Titled Cosmopolitanism in China, 1600-1950, the UCSC conference is part of an ambitious three-year project, called “Constructing Modern Knowledge in China, 1600–1949,” headed by So-An Chang of Taiwan’s Institute of Modern History, Academia Sinica.
The UCSC event is the second of the project’s three international conferences scheduled for Shanghai (2011), North America (2012), and Europe (2013).
The goal of the project is to examine key aspects of the transformation and construction of modern knowledge in China.
The UCSC conference is free and open to the public.
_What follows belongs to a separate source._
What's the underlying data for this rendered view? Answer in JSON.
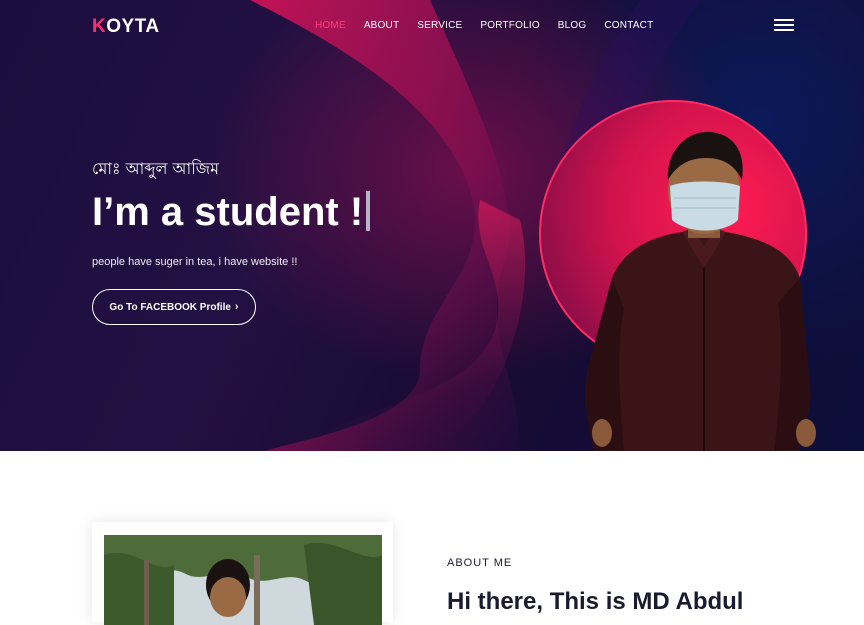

Sessions will take place in the Humanities Building 1, Room 210 from 9 a.m. to 4 p.m. each day. Space is limited and attendees should RSVP in advance.
“The assumption shared by all participants is that historians have paid far too little attention to the role of foreign ideas in the transformation of Chinese culture during the three and a half centuries preceding the Communist revolution,” noted Professor Hu.
“We propose to explore the transformation of classical knowledge, legal knowledge, science and technology, forensic medicine, historical geography, race, print, international law, psychology, and national identity along China’s turbulent road to modernity,” he added.
Hu teaches history of early modern China, early modern East Asia, and world history of science at UCSC. Before his arrival in Santa Cruz in 2005, he taught a variety of courses at Korea University, California State University at Long Beach, UC Irvine, and served as an Andrew Mellon Postdoctoral Fellow at the University of Chicago. His book Cosmopolitan Confucians: The Passage to Modern Chinese Thought, is forthcoming.
Four other UCSC History Department faculty will join Hu at the conference: Nathaniel Deutsch, Gail Hershatter, Emily Honig, and Lisa Rofel.